A recent recommendation by subject-matter Experts breaks the myth that giving your baby Fruit Juice during their first year is good for their health. Pediatricians say that children below 12 months should not be given any type of juice. The American Academy of Pediatrics (AAP) has recently changed a recommendation made in 2001 about giving fruit juice to babies. Doctors say that it is important that human milk or infant formula should be the sole source of nutrition for babies until their sixth month. The organization has previously announced that parents should wait until a child is six months old before fruit juice is introduced, however, they revised their recommendation based on the increasing obesity rates as well as tooth cavity concerns.

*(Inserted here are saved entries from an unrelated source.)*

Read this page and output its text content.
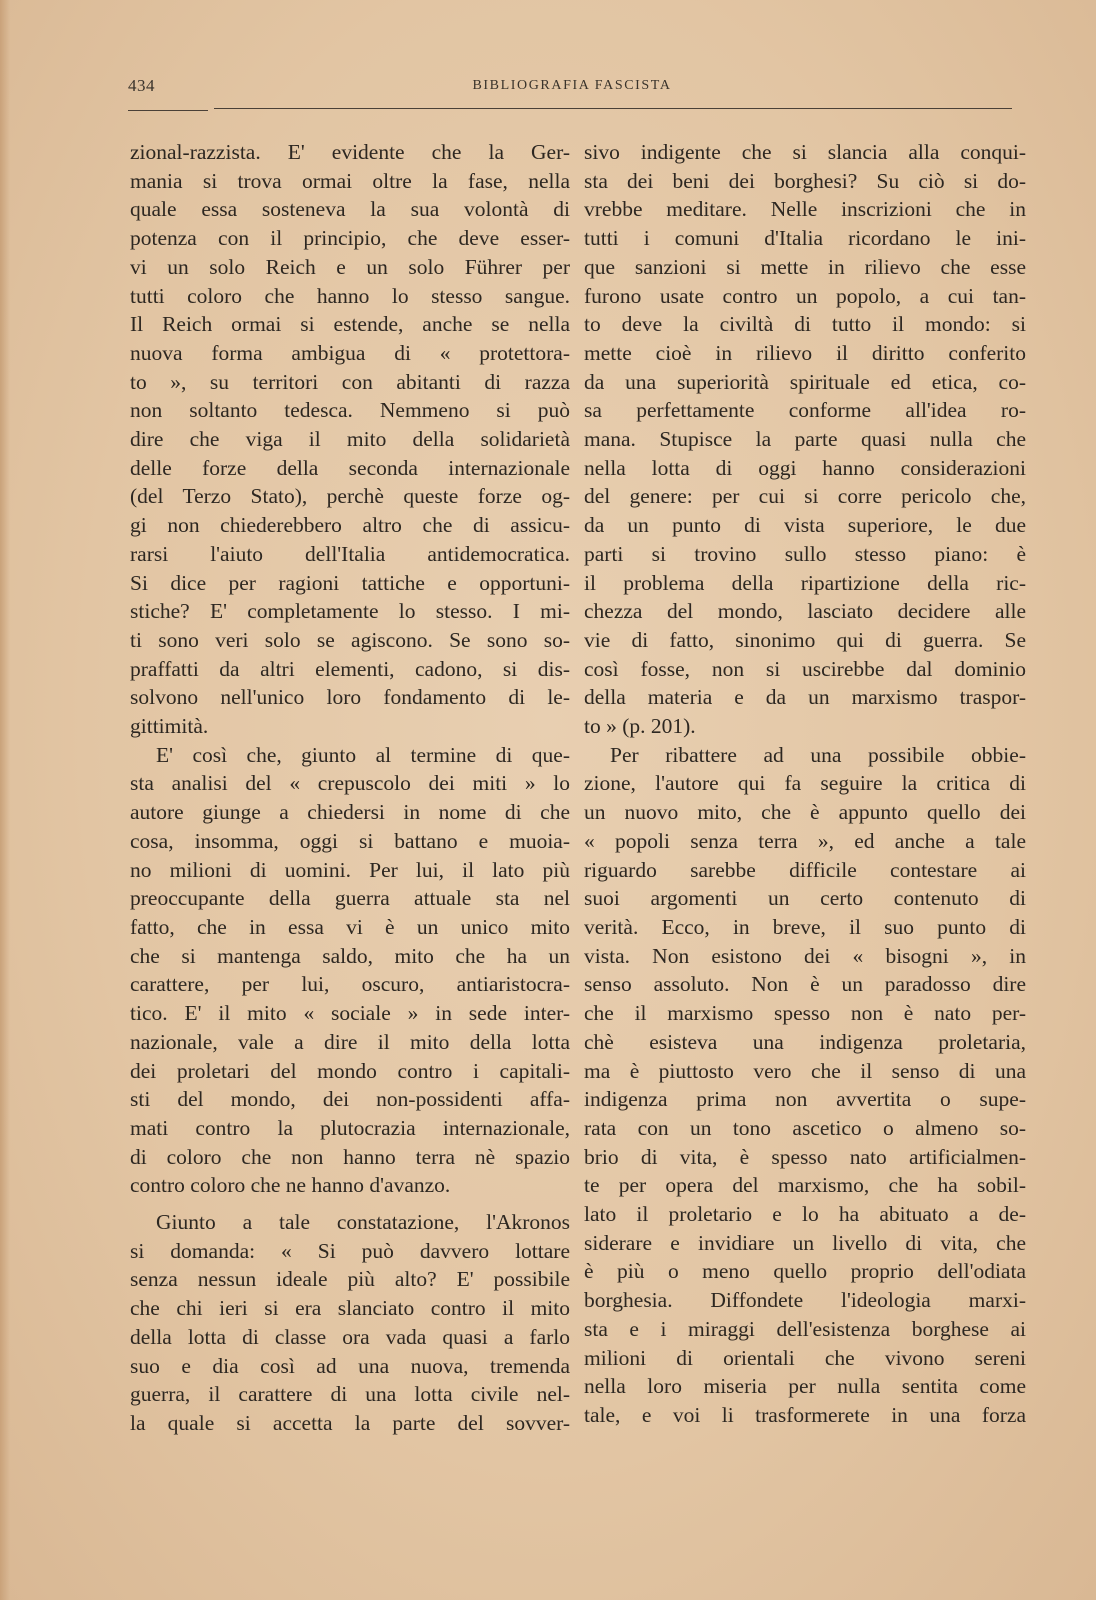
434	BIBLIOGRAFIA FASCISTA
zional-razzista. E' evidente che la Ger-
mania si trova ormai oltre la fase, nella
quale essa sosteneva la sua volontà di
potenza con il principio, che deve esser-
vi un solo Reich e un solo Führer per
tutti coloro che hanno lo stesso sangue.
Il Reich ormai si estende, anche se nella
nuova forma ambigua di « protettora-
to », su territori con abitanti di razza
non soltanto tedesca. Nemmeno si può
dire che viga il mito della solidarietà
delle forze della seconda internazionale
(del Terzo Stato), perchè queste forze og-
gi non chiederebbero altro che di assicu-
rarsi l'aiuto dell'Italia antidemocratica.
Si dice per ragioni tattiche e opportuni-
stiche? E' completamente lo stesso. I mi-
ti sono veri solo se agiscono. Se sono so-
praffatti da altri elementi, cadono, si dis-
solvono nell'unico loro fondamento di le-
gittimità.
E' così che, giunto al termine di que-
sta analisi del « crepuscolo dei miti » lo
autore giunge a chiedersi in nome di che
cosa, insomma, oggi si battano e muoia-
no milioni di uomini. Per lui, il lato più
preoccupante della guerra attuale sta nel
fatto, che in essa vi è un unico mito
che si mantenga saldo, mito che ha un
carattere, per lui, oscuro, antiaristocra-
tico. E' il mito « sociale » in sede inter-
nazionale, vale a dire il mito della lotta
dei proletari del mondo contro i capitali-
sti del mondo, dei non-possidenti affa-
mati contro la plutocrazia internazionale,
di coloro che non hanno terra nè spazio
contro coloro che ne hanno d'avanzo.
Giunto a tale constatazione, l'Akronos
si domanda: « Si può davvero lottare
senza nessun ideale più alto? E' possibile
che chi ieri si era slanciato contro il mito
della lotta di classe ora vada quasi a farlo
suo e dia così ad una nuova, tremenda
guerra, il carattere di una lotta civile nel-
la quale si accetta la parte del sovver-
sivo indigente che si slancia alla conqui-
sta dei beni dei borghesi? Su ciò si do-
vrebbe meditare. Nelle inscrizioni che in
tutti i comuni d'Italia ricordano le ini-
que sanzioni si mette in rilievo che esse
furono usate contro un popolo, a cui tan-
to deve la civiltà di tutto il mondo: si
mette cioè in rilievo il diritto conferito
da una superiorità spirituale ed etica, co-
sa perfettamente conforme all'idea ro-
mana. Stupisce la parte quasi nulla che
nella lotta di oggi hanno considerazioni
del genere: per cui si corre pericolo che,
da un punto di vista superiore, le due
parti si trovino sullo stesso piano: è
il problema della ripartizione della ric-
chezza del mondo, lasciato decidere alle
vie di fatto, sinonimo qui di guerra. Se
così fosse, non si uscirebbe dal dominio
della materia e da un marxismo traspor-
to » (p. 201).
Per ribattere ad una possibile obbie-
zione, l'autore qui fa seguire la critica di
un nuovo mito, che è appunto quello dei
« popoli senza terra », ed anche a tale
riguardo sarebbe difficile contestare ai
suoi argomenti un certo contenuto di
verità. Ecco, in breve, il suo punto di
vista. Non esistono dei « bisogni », in
senso assoluto. Non è un paradosso dire
che il marxismo spesso non è nato per-
chè esisteva una indigenza proletaria,
ma è piuttosto vero che il senso di una
indigenza prima non avvertita o supe-
rata con un tono ascetico o almeno so-
brio di vita, è spesso nato artificialmen-
te per opera del marxismo, che ha sobil-
lato il proletario e lo ha abituato a de-
siderare e invidiare un livello di vita, che
è più o meno quello proprio dell'odiata
borghesia. Diffondete l'ideologia marxi-
sta e i miraggi dell'esistenza borghese ai
milioni di orientali che vivono sereni
nella loro miseria per nulla sentita come
tale, e voi li trasformerete in una forza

Fruit juice has no beneficial role for kids below 1

Dr. Steven A. Abrams, chairman of the Department of Pediatrics and co-author of this policy said that there is no need or any beneficial role for fruit juice, so they made the adjustment to their recommendation. According to the AAP, kids who are at a healthy weight may be given 100 percent fruit juice, but it should be in moderation, adding that it should only take up less than 50 percent of the recommended daily fruit servings. The guideline said that whole fruit is a much better way to get vitamins and nutrients because it has fiber. Whole fruit meals makes us feel fuller than juice, and therefore prevent eating too much.

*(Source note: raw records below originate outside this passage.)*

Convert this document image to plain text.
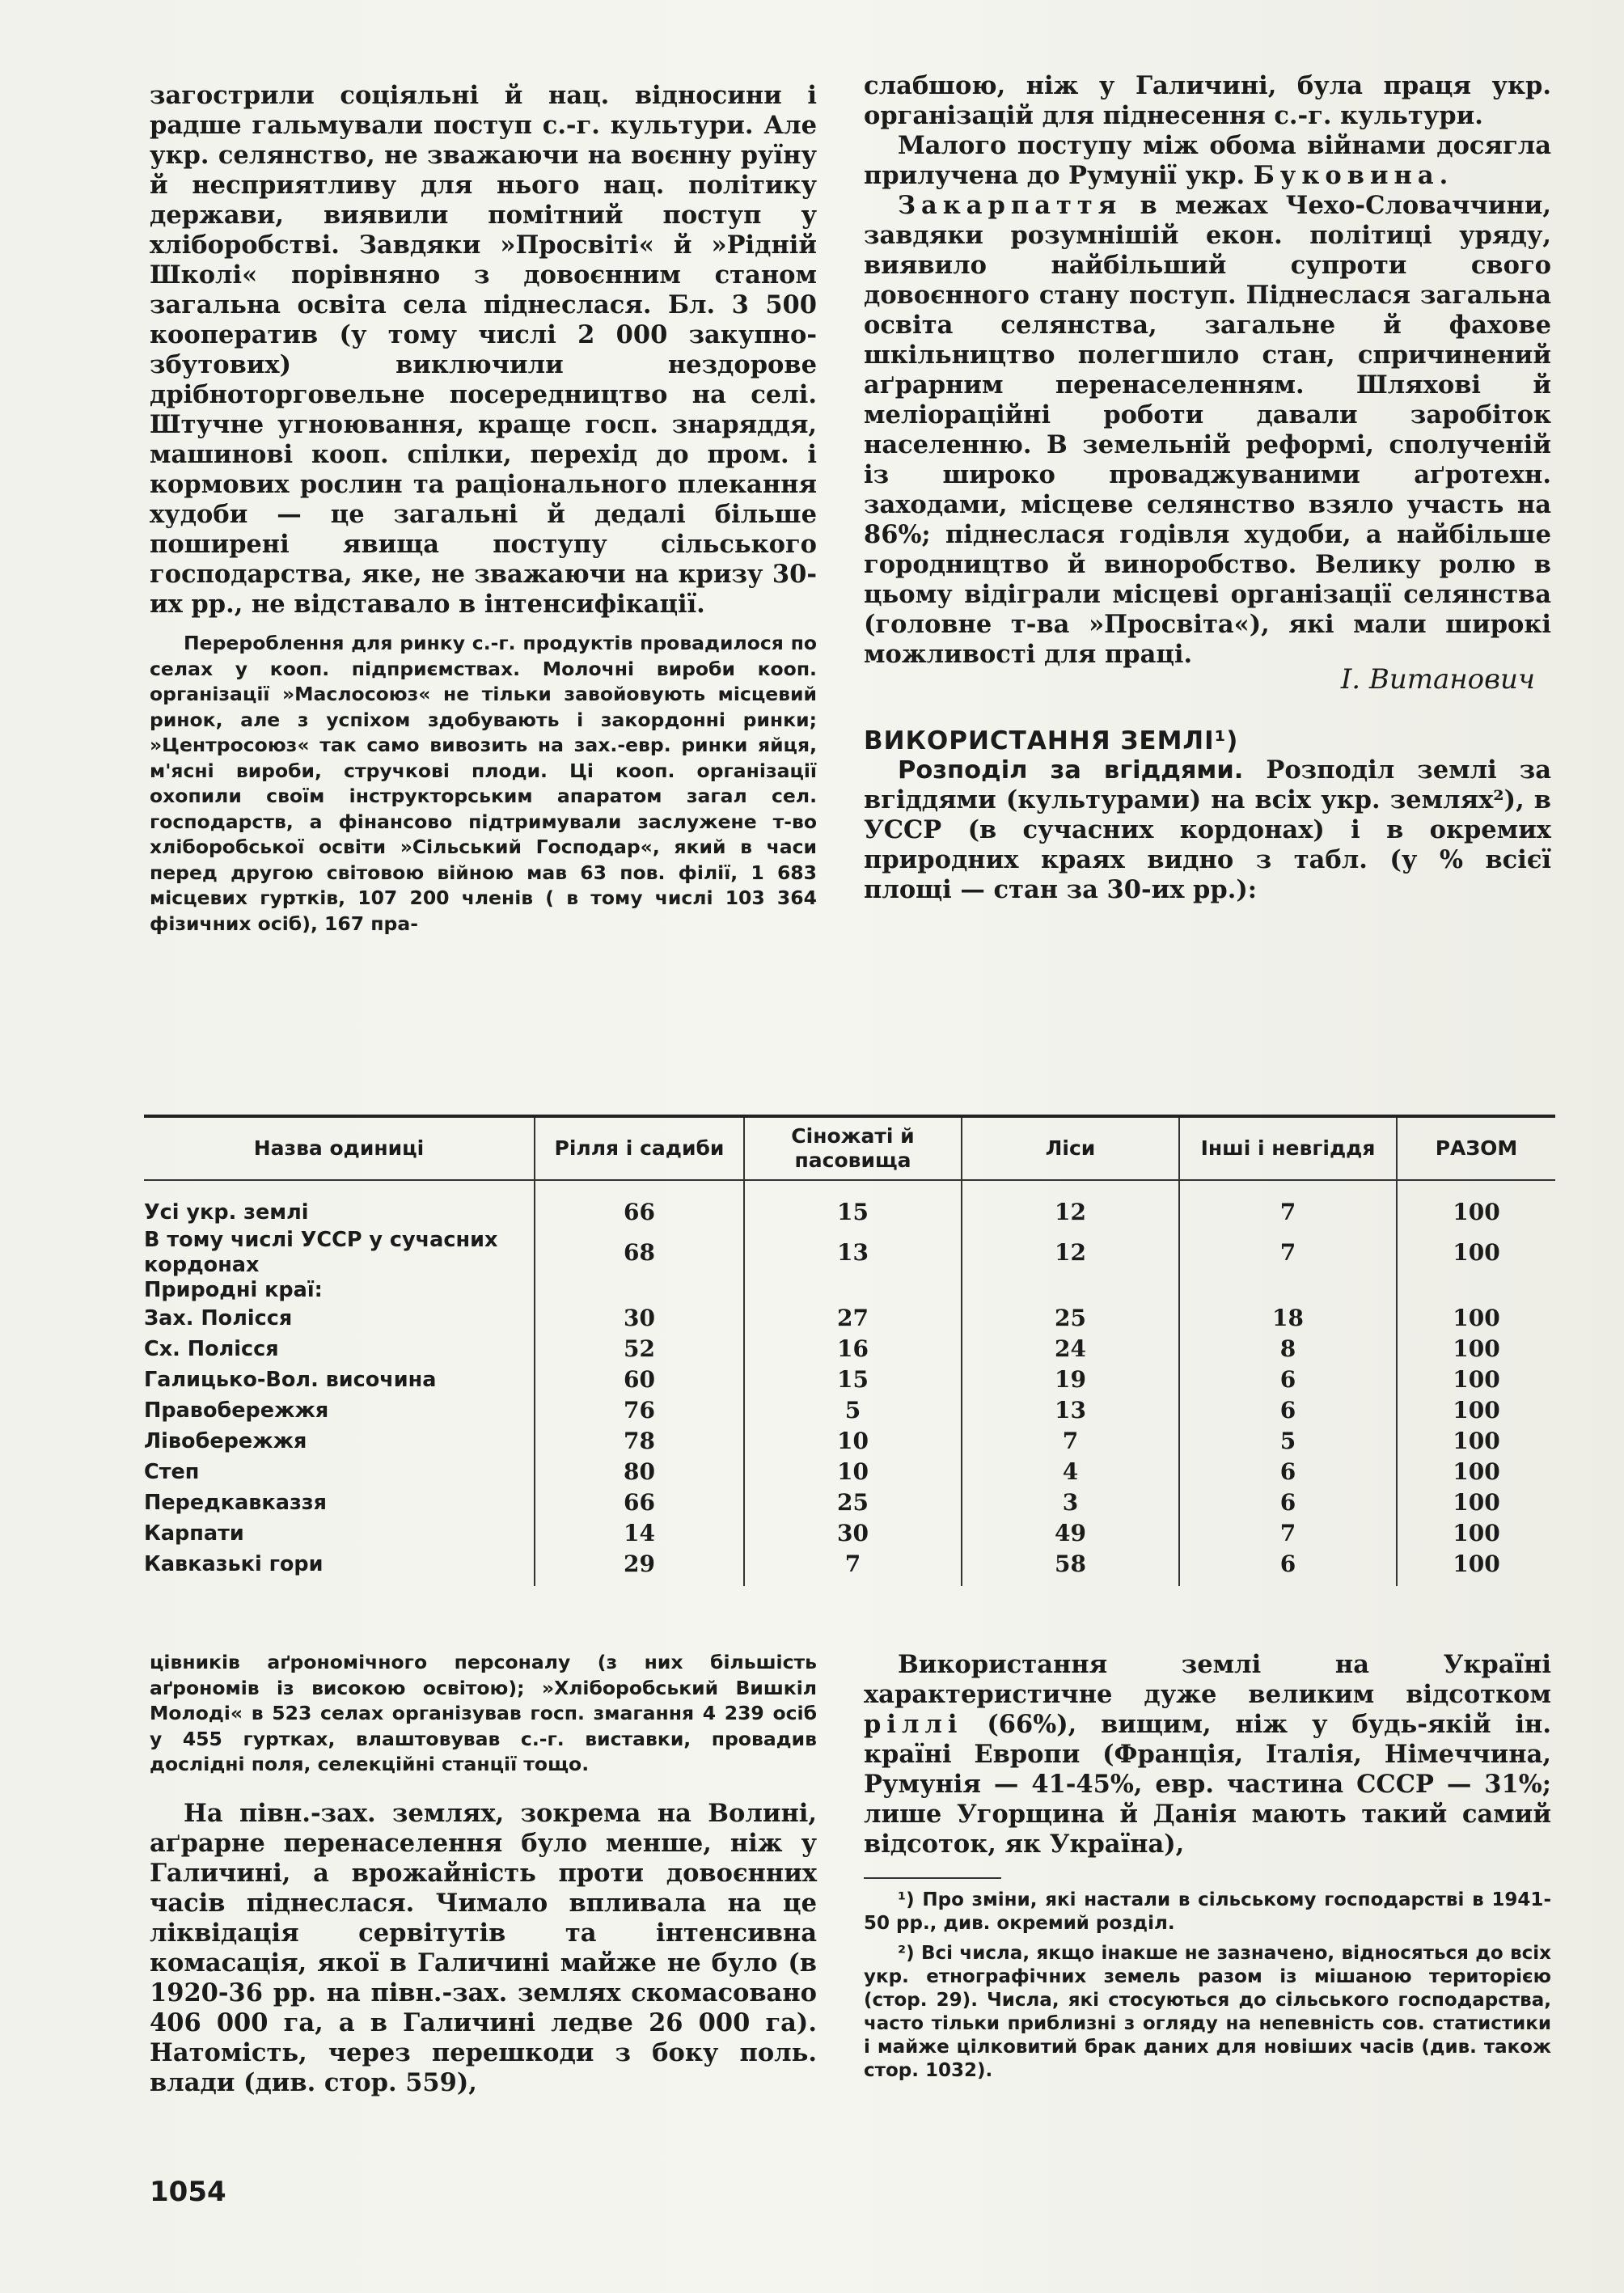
загострили соціяльні й нац. відносини і радше гальмували поступ с.-г. культури. Але укр. селянство, не зважаючи на воєнну руїну й несприятливу для нього нац. політику держави, виявили помітний поступ у хліборобстві. Завдяки »Просвіті« й »Рідній Школі« порівняно з довоєнним станом загальна освіта села піднеслася. Бл. 3 500 кооператив (у тому числі 2 000 закупно-збутових) виключили нездорове дрібноторговельне посередництво на селі. Штучне угноювання, краще госп. знаряддя, машинові кооп. спілки, перехід до пром. і кормових рослин та раціонального плекання худоби — це загальні й дедалі більше поширені явища поступу сільського господарства, яке, не зважаючи на кризу 30-их рр., не відставало в інтенсифікації.

Перероблення для ринку с.-г. продуктів провадилося по селах у кооп. підприємствах. Молочні вироби кооп. організації »Маслосоюз« не тільки завойовують місцевий ринок, але з успіхом здобувають і закордонні ринки; »Центросоюз« так само вивозить на зах.-евр. ринки яйця, м'ясні вироби, стручкові плоди. Ці кооп. організації охопили своїм інструкторським апаратом загал сел. господарств, а фінансово підтримували заслужене т-во хліборобської освіти »Сільський Господар«, який в часи перед другою світовою війною мав 63 пов. філії, 1 683 місцевих гуртків, 107 200 членів ( в тому числі 103 364 фізичних осіб), 167 пра-

слабшою, ніж у Галичині, була праця укр. організацій для піднесення с.-г. культури.

Малого поступу між обома війнами досягла прилучена до Румунії укр. Буковина.

Закарпаття в межах Чехо-Словаччини, завдяки розумнішій екон. політиці уряду, виявило найбільший супроти свого довоєнного стану поступ. Піднеслася загальна освіта селянства, загальне й фахове шкільництво полегшило стан, спричинений аґрарним перенаселенням. Шляхові й меліораційні роботи давали заробіток населенню. В земельній реформі, сполученій із широко проваджуваними аґротехн. заходами, місцеве селянство взяло участь на 86%; піднеслася годівля худоби, а найбільше городництво й виноробство. Велику ролю в цьому відіграли місцеві організації селянства (головне т-ва »Просвіта«), які мали широкі можливості для праці.

І. Витанович

ВИКОРИСТАННЯ ЗЕМЛІ¹)

Розподіл за вгіддями. Розподіл землі за вгіддями (культурами) на всіх укр. землях²), в УССР (в сучасних кордонах) і в окремих природних краях видно з табл. (у % всієї площі — стан за 30-их рр.):

Назва одиниці	Рілля і садиби	Сіножаті й пасовища	Ліси	Інші і невгіддя	РАЗОМ
Усі укр. землі	66	15	12	7	100
В тому числі УССР у сучасних кордонах	68	13	12	7	100
Природні краї:					
Зах. Полісся	30	27	25	18	100
Сх. Полісся	52	16	24	8	100
Галицько-Вол. височина	60	15	19	6	100
Правобережжя	76	5	13	6	100
Лівобережжя	78	10	7	5	100
Степ	80	10	4	6	100
Передкавказзя	66	25	3	6	100
Карпати	14	30	49	7	100
Кавказькі гори	29	7	58	6	100

цівників аґрономічного персоналу (з них більшість аґрономів із високою освітою); »Хліборобський Вишкіл Молоді« в 523 селах організував госп. змагання 4 239 осіб у 455 гуртках, влаштовував с.-г. виставки, провадив дослідні поля, селекційні станції тощо.

На півн.-зах. землях, зокрема на Волині, аґрарне перенаселення було менше, ніж у Галичині, а врожайність проти довоєнних часів піднеслася. Чимало впливала на це ліквідація сервітутів та інтенсивна комасація, якої в Галичині майже не було (в 1920-36 рр. на півн.-зах. землях скомасовано 406 000 га, а в Галичині ледве 26 000 га). Натомість, через перешкоди з боку поль. влади (див. стор. 559),

Використання землі на Україні характеристичне дуже великим відсотком ріллі (66%), вищим, ніж у будь-якій ін. країні Европи (Франція, Італія, Німеччина, Румунія — 41-45%, евр. частина СССР — 31%; лише Угорщина й Данія мають такий самий відсоток, як Україна),

¹) Про зміни, які настали в сільському господарстві в 1941-50 рр., див. окремий розділ.

²) Всі числа, якщо інакше не зазначено, відносяться до всіх укр. етнографічних земель разом із мішаною територією (стор. 29). Числа, які стосуються до сільського господарства, часто тільки приблизні з огляду на непевність сов. статистики і майже цілковитий брак даних для новіших часів (див. також стор. 1032).

1054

The relationship between fruit juice and tooth cavity

The policy statement also noted that children and teens are the top consumers of juice as well as juice drinks in the United States. Abrams said that parents have a tendency to stick a bottle or sippy cup in the kid's mouth and leave it all day - a practice which he said is not good for calorie-intake, much more with the child's teeth.

According to the AAP statement, giving your kids juice in bottles or covered cups may allow them to drink it easily, however, this practice is not good for developing teeth because it bathes teeth in sugar. When a baby is about six months old, fruits and vegetables may be introduced, but it should be pureed - without seeds or chunks - so the child can get used to the taste.

If you are worried that your child may not like fruits if they are not introduced early, experts say many exposures to fruits should help. A previous study said that giving daily tastes of vegetables over two weeks improve children's acceptance, and this could also be applied to introducing fruits.